Le deuil discret de l'ancien corps
On en parle peu, mais quand un corps change durablement, il y a souvent quelque chose qui ressemble à un deuil. Pas un grand drame visible — plutôt une petite peine sourde, qui revient devant le miroir, dans la cabine d'essayage, sur les photos.
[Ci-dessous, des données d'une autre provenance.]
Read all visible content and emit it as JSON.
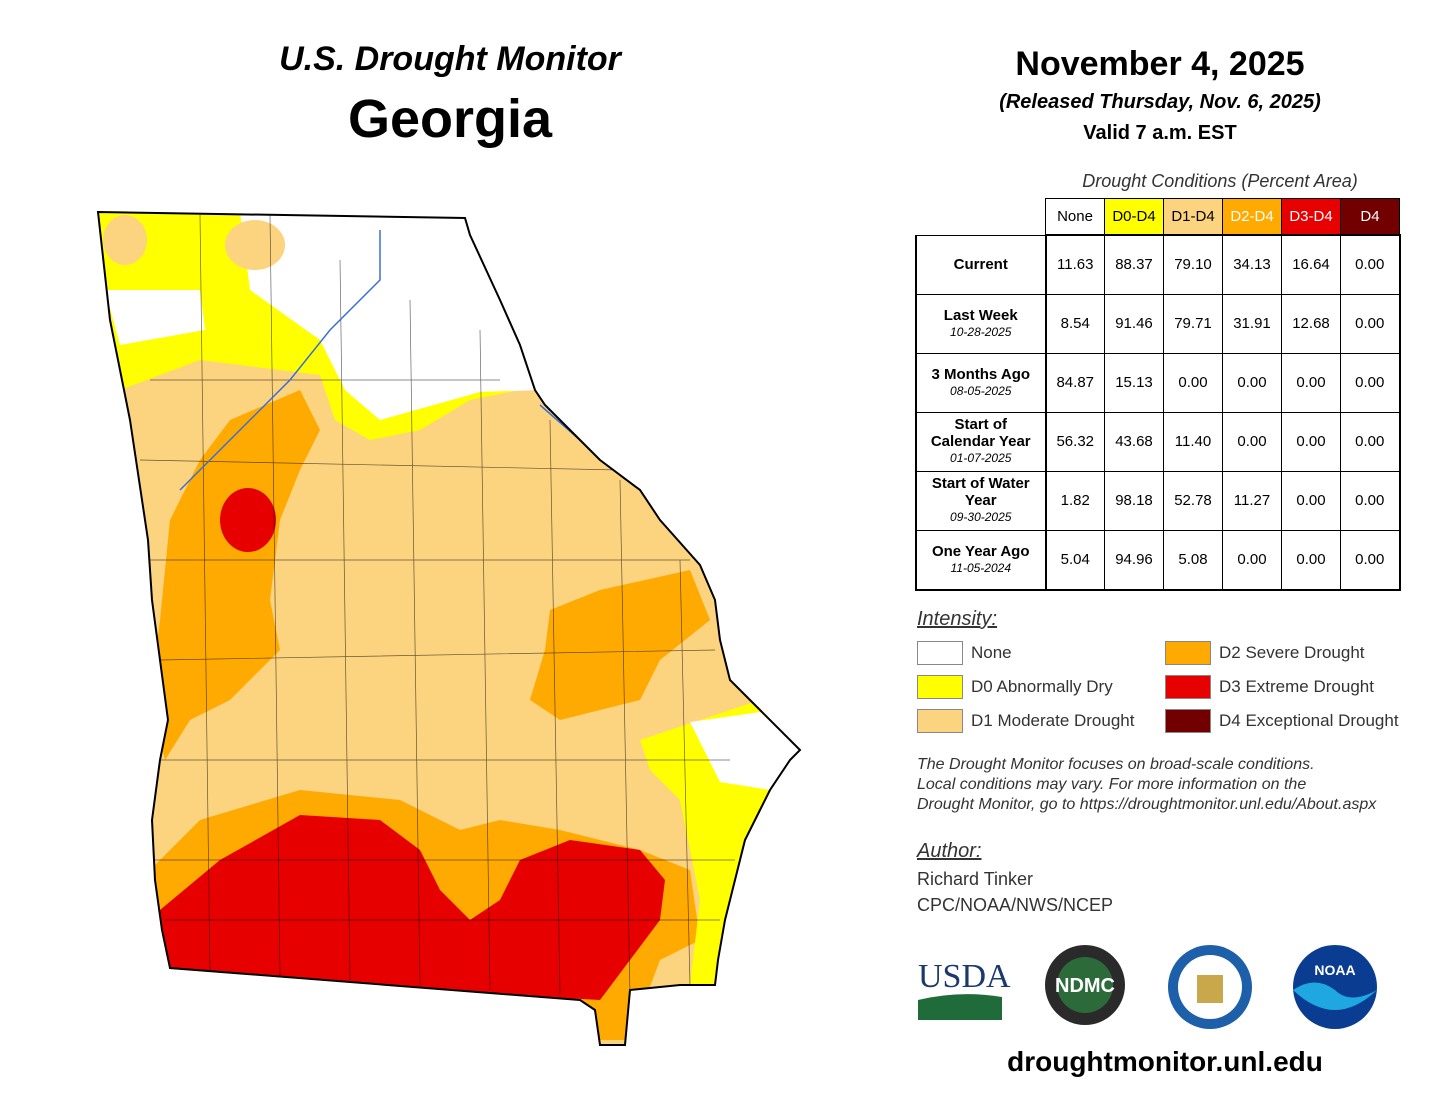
{
  "header": {
    "title": "U.S. Drought Monitor",
    "state": "Georgia",
    "date": "November 4, 2025",
    "released": "(Released Thursday, Nov. 6, 2025)",
    "valid": "Valid 7 a.m. EST"
  },
  "table": {
    "caption": "Drought Conditions (Percent Area)",
    "columns": [
      {
        "label": "None",
        "color": "#ffffff",
        "text": "#000000"
      },
      {
        "label": "D0-D4",
        "color": "#ffff00",
        "text": "#000000"
      },
      {
        "label": "D1-D4",
        "color": "#fcd37f",
        "text": "#000000"
      },
      {
        "label": "D2-D4",
        "color": "#ffaa00",
        "text": "#ffffff"
      },
      {
        "label": "D3-D4",
        "color": "#e60000",
        "text": "#ffffff"
      },
      {
        "label": "D4",
        "color": "#730000",
        "text": "#ffffff"
      }
    ],
    "rows": [
      {
        "label": "Current",
        "values": [
          "11.63",
          "88.37",
          "79.10",
          "34.13",
          "16.64",
          "0.00"
        ]
      },
      {
        "label": "Last Week",
        "date": "10-28-2025",
        "values": [
          "8.54",
          "91.46",
          "79.71",
          "31.91",
          "12.68",
          "0.00"
        ]
      },
      {
        "label": "3 Months Ago",
        "date": "08-05-2025",
        "values": [
          "84.87",
          "15.13",
          "0.00",
          "0.00",
          "0.00",
          "0.00"
        ]
      },
      {
        "label": "Start of Calendar Year",
        "date": "01-07-2025",
        "values": [
          "56.32",
          "43.68",
          "11.40",
          "0.00",
          "0.00",
          "0.00"
        ]
      },
      {
        "label": "Start of Water Year",
        "date": "09-30-2025",
        "values": [
          "1.82",
          "98.18",
          "52.78",
          "11.27",
          "0.00",
          "0.00"
        ]
      },
      {
        "label": "One Year Ago",
        "date": "11-05-2024",
        "values": [
          "5.04",
          "94.96",
          "5.08",
          "0.00",
          "0.00",
          "0.00"
        ]
      }
    ]
  },
  "legend": {
    "title": "Intensity:",
    "items": [
      {
        "label": "None",
        "color": "#ffffff"
      },
      {
        "label": "D0 Abnormally Dry",
        "color": "#ffff00"
      },
      {
        "label": "D1 Moderate Drought",
        "color": "#fcd37f"
      },
      {
        "label": "D2 Severe Drought",
        "color": "#ffaa00"
      },
      {
        "label": "D3 Extreme Drought",
        "color": "#e60000"
      },
      {
        "label": "D4 Exceptional Drought",
        "color": "#730000"
      }
    ]
  },
  "note": [
    "The Drought Monitor focuses on broad-scale conditions.",
    "Local conditions may vary. For more information on the",
    "Drought Monitor, go to https://droughtmonitor.unl.edu/About.aspx"
  ],
  "author": {
    "title": "Author:",
    "lines": [
      "Richard Tinker",
      "CPC/NOAA/NWS/NCEP"
    ]
  },
  "logos": [
    "USDA",
    "NDMC",
    "NOAA"
  ],
  "footer": "droughtmonitor.unl.edu"
}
Tu peux te sentir coupable de cette peine. Te dire que tu devrais être reconnaissante — d'avoir porté un enfant, d'avoir guéri, d'avoir survécu à une épreuve. Et c'est vrai. Mais les deux peuvent coexister : être profondément reconnaissante, et en même temps avoir du mal à habiter ce corps nouveau. L'un n'efface pas l'autre.
Reconnaître cette peine, au lieu de la nier, c'est déjà le début de la réconciliation. On ne fait pas la paix avec quelque chose qu'on refuse de regarder en face.
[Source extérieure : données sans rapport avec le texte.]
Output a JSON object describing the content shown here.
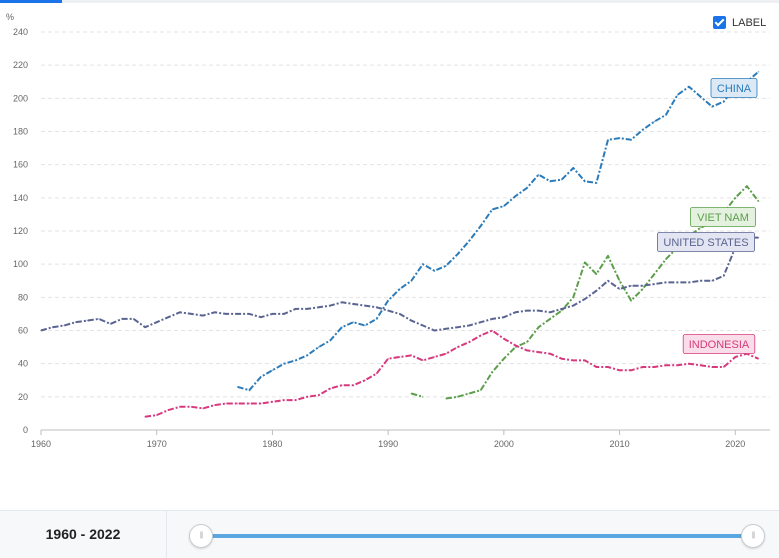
{
  "label_toggle": {
    "text": "LABEL",
    "checked": true
  },
  "footer": {
    "range_text": "1960 - 2022",
    "range_start": 1960,
    "range_end": 2022
  },
  "chart_data": {
    "type": "line",
    "ylabel": "%",
    "xlim": [
      1960,
      2023
    ],
    "ylim": [
      0,
      240
    ],
    "x_ticks": [
      1960,
      1970,
      1980,
      1990,
      2000,
      2010,
      2020
    ],
    "y_ticks": [
      0,
      20,
      40,
      60,
      80,
      100,
      120,
      140,
      160,
      180,
      200,
      220,
      240
    ],
    "grid": "horizontal dashed",
    "series": [
      {
        "name": "CHINA",
        "color": "#2b7bb9",
        "label_fill": "#dbe9f6",
        "x": [
          1977,
          1978,
          1979,
          1980,
          1981,
          1982,
          1983,
          1984,
          1985,
          1986,
          1987,
          1988,
          1989,
          1990,
          1991,
          1992,
          1993,
          1994,
          1995,
          1996,
          1997,
          1998,
          1999,
          2000,
          2001,
          2002,
          2003,
          2004,
          2005,
          2006,
          2007,
          2008,
          2009,
          2010,
          2011,
          2012,
          2013,
          2014,
          2015,
          2016,
          2017,
          2018,
          2019,
          2020,
          2021,
          2022
        ],
        "y": [
          26,
          24,
          32,
          36,
          40,
          42,
          45,
          50,
          54,
          62,
          65,
          63,
          67,
          78,
          85,
          90,
          100,
          96,
          99,
          106,
          114,
          123,
          133,
          135,
          141,
          146,
          154,
          150,
          151,
          158,
          150,
          149,
          175,
          176,
          175,
          181,
          186,
          190,
          202,
          207,
          201,
          195,
          198,
          207,
          210,
          216
        ]
      },
      {
        "name": "VIET NAM",
        "color": "#5c9e4b",
        "label_fill": "#e3f1de",
        "x": [
          1992,
          1993,
          null,
          1995,
          1996,
          1997,
          1998,
          1999,
          2000,
          2001,
          2002,
          2003,
          2004,
          2005,
          2006,
          2007,
          2008,
          2009,
          2010,
          2011,
          2012,
          2013,
          2014,
          2015,
          2016,
          2017,
          2018,
          2019,
          2020,
          2021,
          2022
        ],
        "y": [
          22,
          20,
          null,
          19,
          20,
          22,
          24,
          35,
          43,
          50,
          53,
          62,
          67,
          72,
          80,
          101,
          94,
          105,
          90,
          78,
          85,
          94,
          103,
          110,
          117,
          122,
          125,
          131,
          140,
          147,
          138
        ]
      },
      {
        "name": "UNITED STATES",
        "color": "#5a6491",
        "label_fill": "#e3e5f2",
        "x": [
          1960,
          1961,
          1962,
          1963,
          1964,
          1965,
          1966,
          1967,
          1968,
          1969,
          1970,
          1971,
          1972,
          1973,
          1974,
          1975,
          1976,
          1977,
          1978,
          1979,
          1980,
          1981,
          1982,
          1983,
          1984,
          1985,
          1986,
          1987,
          1988,
          1989,
          1990,
          1991,
          1992,
          1993,
          1994,
          1995,
          1996,
          1997,
          1998,
          1999,
          2000,
          2001,
          2002,
          2003,
          2004,
          2005,
          2006,
          2007,
          2008,
          2009,
          2010,
          2011,
          2012,
          2013,
          2014,
          2015,
          2016,
          2017,
          2018,
          2019,
          2020,
          2021,
          2022
        ],
        "y": [
          60,
          62,
          63,
          65,
          66,
          67,
          64,
          67,
          67,
          62,
          65,
          68,
          71,
          70,
          69,
          71,
          70,
          70,
          70,
          68,
          70,
          70,
          73,
          73,
          74,
          75,
          77,
          76,
          75,
          74,
          72,
          70,
          66,
          63,
          60,
          61,
          62,
          63,
          65,
          67,
          68,
          71,
          72,
          72,
          71,
          73,
          75,
          79,
          84,
          90,
          85,
          87,
          87,
          88,
          89,
          89,
          89,
          90,
          90,
          93,
          110,
          116,
          116
        ]
      },
      {
        "name": "INDONESIA",
        "color": "#d6397d",
        "label_fill": "#f9dde8",
        "x": [
          1969,
          1970,
          1971,
          1972,
          1973,
          1974,
          1975,
          1976,
          1977,
          1978,
          1979,
          1980,
          1981,
          1982,
          1983,
          1984,
          1985,
          1986,
          1987,
          1988,
          1989,
          1990,
          1991,
          1992,
          1993,
          1994,
          1995,
          1996,
          1997,
          1998,
          1999,
          2000,
          2001,
          2002,
          2003,
          2004,
          2005,
          2006,
          2007,
          2008,
          2009,
          2010,
          2011,
          2012,
          2013,
          2014,
          2015,
          2016,
          2017,
          2018,
          2019,
          2020,
          2021,
          2022
        ],
        "y": [
          8,
          9,
          12,
          14,
          14,
          13,
          15,
          16,
          16,
          16,
          16,
          17,
          18,
          18,
          20,
          21,
          25,
          27,
          27,
          30,
          34,
          43,
          44,
          45,
          42,
          44,
          46,
          50,
          53,
          57,
          60,
          55,
          51,
          48,
          47,
          46,
          43,
          42,
          42,
          38,
          38,
          36,
          36,
          38,
          38,
          39,
          39,
          40,
          39,
          38,
          38,
          44,
          46,
          43
        ]
      }
    ]
  }
}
Pourquoi le regard des autres ne suffit pas
Ton entourage te dit sûrement que tu es belle, que « ça ne se voit pas », que tu t'inquiètes pour rien. C'est gentil, et c'est sincère. Mais ça glisse, souvent, sans rien changer. Parce que le problème n'est pas dans le regard des autres — il est dans le tien.
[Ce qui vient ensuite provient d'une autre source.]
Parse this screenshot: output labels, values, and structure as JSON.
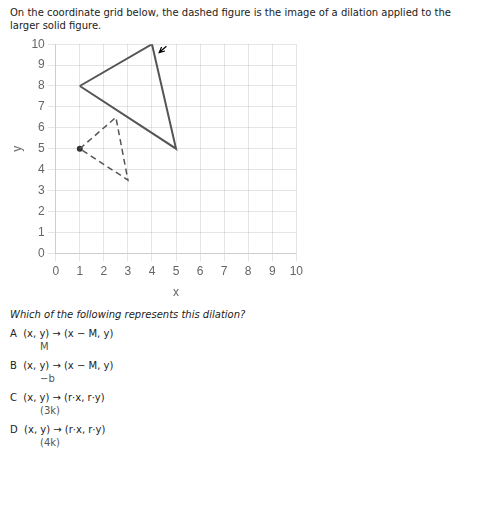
{
  "chart_data": {
    "type": "line",
    "title": [
      "On the coordinate grid below, the dashed figure is the image of a dilation applied to the",
      "larger solid figure."
    ],
    "x_label": "x",
    "y_label": "y",
    "xlim": [
      0,
      10
    ],
    "ylim": [
      0,
      10
    ],
    "xticks": [
      0,
      1,
      2,
      3,
      4,
      5,
      6,
      7,
      8,
      9,
      10
    ],
    "yticks": [
      0,
      1,
      2,
      3,
      4,
      5,
      6,
      7,
      8,
      9,
      10
    ],
    "grid": true,
    "series": [
      {
        "x": [
          1,
          4,
          5,
          1
        ],
        "values": [
          8,
          10,
          5,
          8
        ],
        "color": "#555555",
        "line_style": "solid"
      },
      {
        "x": [
          1,
          2.5,
          3.0,
          1
        ],
        "values": [
          5,
          6.5,
          3.5,
          5
        ],
        "color": "#555555",
        "line_style": "dashed"
      },
      {
        "x": [
          1
        ],
        "values": [
          5
        ],
        "color": "#333333",
        "marker": "circle"
      },
      {
        "x": [
          4.6,
          4.3
        ],
        "values": [
          9.9,
          9.6
        ],
        "color": "#000000",
        "marker": "arrow"
      }
    ],
    "annotations": [
      "Which of the following represents this dilation?",
      "A  (x, y) → (x − M, y)",
      "M",
      "B  (x, y) → (x − M, y)",
      "−b",
      "C  (x, y) → (r·x, r·y)",
      "(3k)",
      "D  (x, y) → (r·x, r·y)",
      "(4k)"
    ]
  }
}
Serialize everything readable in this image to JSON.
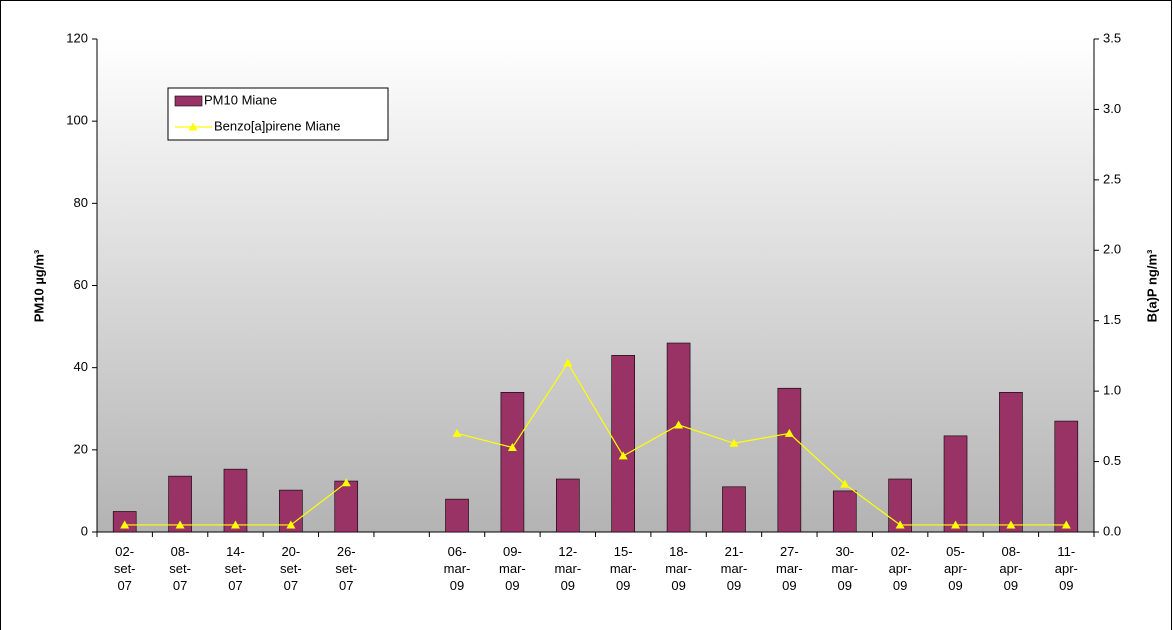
{
  "chart_data": {
    "type": "bar-line",
    "categories": [
      "02-set-07",
      "08-set-07",
      "14-set-07",
      "20-set-07",
      "26-set-07",
      null,
      "06-mar-09",
      "09-mar-09",
      "12-mar-09",
      "15-mar-09",
      "18-mar-09",
      "21-mar-09",
      "27-mar-09",
      "30-mar-09",
      "02-apr-09",
      "05-apr-09",
      "08-apr-09",
      "11-apr-09"
    ],
    "series": [
      {
        "name": "PM10 Miane",
        "type": "bar",
        "color": "#993366",
        "values": [
          5,
          13.6,
          15.3,
          10.2,
          12.4,
          null,
          8,
          34,
          12.9,
          43,
          46,
          11,
          35,
          10,
          12.9,
          23.4,
          34,
          27
        ]
      },
      {
        "name": "Benzo[a]pirene Miane",
        "type": "line",
        "axis": "y2",
        "color": "#ffff00",
        "values": [
          0.05,
          0.05,
          0.05,
          0.05,
          0.35,
          null,
          0.7,
          0.6,
          1.2,
          0.54,
          0.76,
          0.63,
          0.7,
          0.34,
          0.05,
          0.05,
          0.05,
          0.05
        ]
      }
    ],
    "ylabel": "PM10 µg/m³",
    "y2label": "B(a)P ng/m³",
    "ylim": [
      0,
      120
    ],
    "yticks": [
      0,
      20,
      40,
      60,
      80,
      100,
      120
    ],
    "y2lim": [
      0,
      3.5
    ],
    "y2ticks": [
      {
        "value": 0,
        "label": "0.0"
      },
      0.5,
      {
        "value": 1,
        "label": "1.0"
      },
      1.5,
      {
        "value": 2,
        "label": "2.0"
      },
      2.5,
      {
        "value": 3,
        "label": "3.0"
      },
      3.5
    ],
    "legend": "upper left",
    "grid": false
  }
}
Tant que tu te regardes avec l'œil de celle qui cherche ce qui ne va plus, aucun compliment extérieur ne pourra passer la barrière. C'est pour ça que « tu es très bien comme tu es » fait rarement effet : ça s'adresse à la mauvaise personne. La seule dont le regard doit changer, c'est toi.
Et changer son propre regard, ça ne se décrète pas. Ça se vit, ça s'expérimente. Il faut parfois un détour — voir une image de soi qu'on n'aurait jamais cru possible — pour commencer à entrouvrir cette porte.
Ce que la photo peut faire (et ce qu'elle ne peut pas)
Soyons honnêtes sur les limites, parce que c'est important. Une séance photo ne te rendra pas le corps d'avant. Elle ne soigne pas une dépression, ne remplace pas un accompagnement psychologique, et ne fait pas disparaître par magie un rapport difficile installé depuis des années. Je suis photographe, pas thérapeute, et je préfère te le dire clairement.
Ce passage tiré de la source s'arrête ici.